Sur les autres demandes
La défenderesse sera condamnée aux dépens, par application des dispositions de l’article 696 du Code de procédure civile, qui dispose que la partie qui succombe au procès en supporte les dépens.
Il sera alloué à la société IMMOBILIERE RHONE ALPES la somme de 50 euros en application des dispositions de l’article 700 du Code de procédure civile.
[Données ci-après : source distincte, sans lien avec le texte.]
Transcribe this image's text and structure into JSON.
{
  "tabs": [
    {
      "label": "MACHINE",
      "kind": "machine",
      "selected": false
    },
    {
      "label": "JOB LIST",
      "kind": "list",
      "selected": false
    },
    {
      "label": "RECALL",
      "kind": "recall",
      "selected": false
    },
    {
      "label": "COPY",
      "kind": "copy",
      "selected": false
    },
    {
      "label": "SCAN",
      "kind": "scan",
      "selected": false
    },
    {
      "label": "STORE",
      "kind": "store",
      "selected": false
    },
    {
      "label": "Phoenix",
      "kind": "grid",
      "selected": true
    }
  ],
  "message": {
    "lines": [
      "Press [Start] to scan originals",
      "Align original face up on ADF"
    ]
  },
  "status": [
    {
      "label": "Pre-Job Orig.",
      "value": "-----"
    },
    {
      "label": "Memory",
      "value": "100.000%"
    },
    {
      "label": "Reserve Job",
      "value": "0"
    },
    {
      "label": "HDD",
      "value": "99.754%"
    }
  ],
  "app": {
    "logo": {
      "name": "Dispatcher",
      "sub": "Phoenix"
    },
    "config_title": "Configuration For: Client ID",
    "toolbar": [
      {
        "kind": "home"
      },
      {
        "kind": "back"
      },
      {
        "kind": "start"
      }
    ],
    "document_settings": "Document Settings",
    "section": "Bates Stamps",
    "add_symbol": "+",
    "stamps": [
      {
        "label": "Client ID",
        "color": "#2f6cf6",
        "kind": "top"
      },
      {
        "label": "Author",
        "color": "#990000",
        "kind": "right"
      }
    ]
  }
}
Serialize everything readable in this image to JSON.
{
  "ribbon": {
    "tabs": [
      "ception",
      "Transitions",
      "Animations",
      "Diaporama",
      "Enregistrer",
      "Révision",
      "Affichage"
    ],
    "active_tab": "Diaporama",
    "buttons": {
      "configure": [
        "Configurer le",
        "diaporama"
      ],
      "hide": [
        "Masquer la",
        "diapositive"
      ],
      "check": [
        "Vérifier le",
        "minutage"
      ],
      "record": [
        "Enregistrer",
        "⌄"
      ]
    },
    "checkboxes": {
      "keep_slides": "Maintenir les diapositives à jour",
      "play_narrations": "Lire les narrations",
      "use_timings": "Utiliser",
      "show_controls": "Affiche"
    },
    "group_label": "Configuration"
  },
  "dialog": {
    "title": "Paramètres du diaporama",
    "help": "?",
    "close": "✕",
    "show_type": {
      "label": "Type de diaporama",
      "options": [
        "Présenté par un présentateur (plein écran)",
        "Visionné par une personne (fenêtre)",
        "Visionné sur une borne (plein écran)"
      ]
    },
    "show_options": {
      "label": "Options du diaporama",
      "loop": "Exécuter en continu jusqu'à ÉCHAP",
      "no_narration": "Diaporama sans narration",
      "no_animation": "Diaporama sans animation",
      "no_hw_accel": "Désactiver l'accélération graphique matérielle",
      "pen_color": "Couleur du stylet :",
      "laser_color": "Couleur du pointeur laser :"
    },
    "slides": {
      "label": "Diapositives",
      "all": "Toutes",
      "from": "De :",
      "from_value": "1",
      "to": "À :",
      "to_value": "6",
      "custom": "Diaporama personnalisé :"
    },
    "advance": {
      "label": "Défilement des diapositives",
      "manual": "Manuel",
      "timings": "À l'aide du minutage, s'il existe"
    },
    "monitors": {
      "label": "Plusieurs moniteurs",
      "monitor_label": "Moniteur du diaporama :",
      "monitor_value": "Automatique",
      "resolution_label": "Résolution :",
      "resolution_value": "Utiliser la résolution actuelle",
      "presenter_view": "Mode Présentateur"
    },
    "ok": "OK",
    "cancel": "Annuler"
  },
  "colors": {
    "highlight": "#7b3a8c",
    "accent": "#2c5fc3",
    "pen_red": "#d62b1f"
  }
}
Enfin, en application des dispositions de l’article 514 du Code de procédure civile, l’exécution provisoire du jugement est de droit.
PAR CES MOTIFS
Le Juge des contentieux de la protection, statuant publiquement par mise à disposition de la décision au greffe de la juridiction, par jugement contradictoire et rendu en premier ressort, exécutoire de droit:
— CONSTATE l’acquisition de la clause résolutoire du bail conclu pour le logement et le parking entre la société IMMOBILIERE RHONE ALPES et Madame [I] [X] à la date du 19 juin 2024;
— ORDONNE en conséquence l’expulsion de Madame [I] [X] et de tout occupant de son chef, au besoin avec l’aide de la force publique ;
— RAPPELLE qu’en application des dispositions des articles L. 412-1 et suivants du Code des procédures civiles d’exécution, l’expulsion d’un lieu habité ne peut être poursuivie qu’à l’expiration d’un délai de deux mois suivant un commandement d’avoir à libérer les locaux et que les meubles se trouvant dans les lieux doivent être remis, aux frais de la personne expulsée, en un lieu qu’elle désigne ou à défaut entreposés en un lieu approprié et décrits avec précision par le commissaire de justice chargé de l’expulsion ;
— CONDAMNE Madame [I] [X] au paiement d’une indemnité d’occupation d’un montant égal à celui du loyer courant révisé et augmenté des charges et accessoires, avec indexation, à compter de la résiliation du bail et jusqu’à son départ effectif et dont le montant produira intérêts au taux légal à compter de chaque échéance pour les échéances à échoir ;
— CONDAMNE Madame [I] [X] à payer à la société IMMOBILIERE RHONE ALPES la somme totale de 3380.96 euros au titre des loyers impayés arrêtés au 30 septembre 2025, outre intérêts au taux légal à compter du 19 avril 2024, date du commandement de payer, sur la somme de 1608.43 euros échue à cette date, et à compter du présent jugement sur le surplus;
— DIT que le règlement de la créance sera effectué en 24 mensualités de 100 euros chacune, la dernière échéance étant augmentée du solde de la dette en principal, intérêts et frais ;
— DIT que le premier versement devra intervenir avant le 20 du mois suivant la signification du jugement, et les suivants avant le 20 de chaque mois jusqu’à extinction de la dette ;
— DIT que les sommes correspondant aux échéances reportées porteront intérêt au taux légal ;
— RAPPELLE que pendant le délai accordé, toute pénalité de retard ainsi que les procédures d’exécution sont suspendues ;
— DIT qu’à défaut d’une seule mensualité à son échéance, la totalité de la somme restant due deviendra immédiatement exigible sans autre formalité ;
— CONDAMNE Madame [I] [X] à payer à la société IMMOBILIERE RHONE ALPES la somme de 50 euros en application des dispositions de l’article 700 du Code de procédure civile ;
— CONDAMNE Madame [I] [X] aux dépens ;
Sur quoi le présent jugement a été signé par le greffier et le juge ayant présidé l’audience.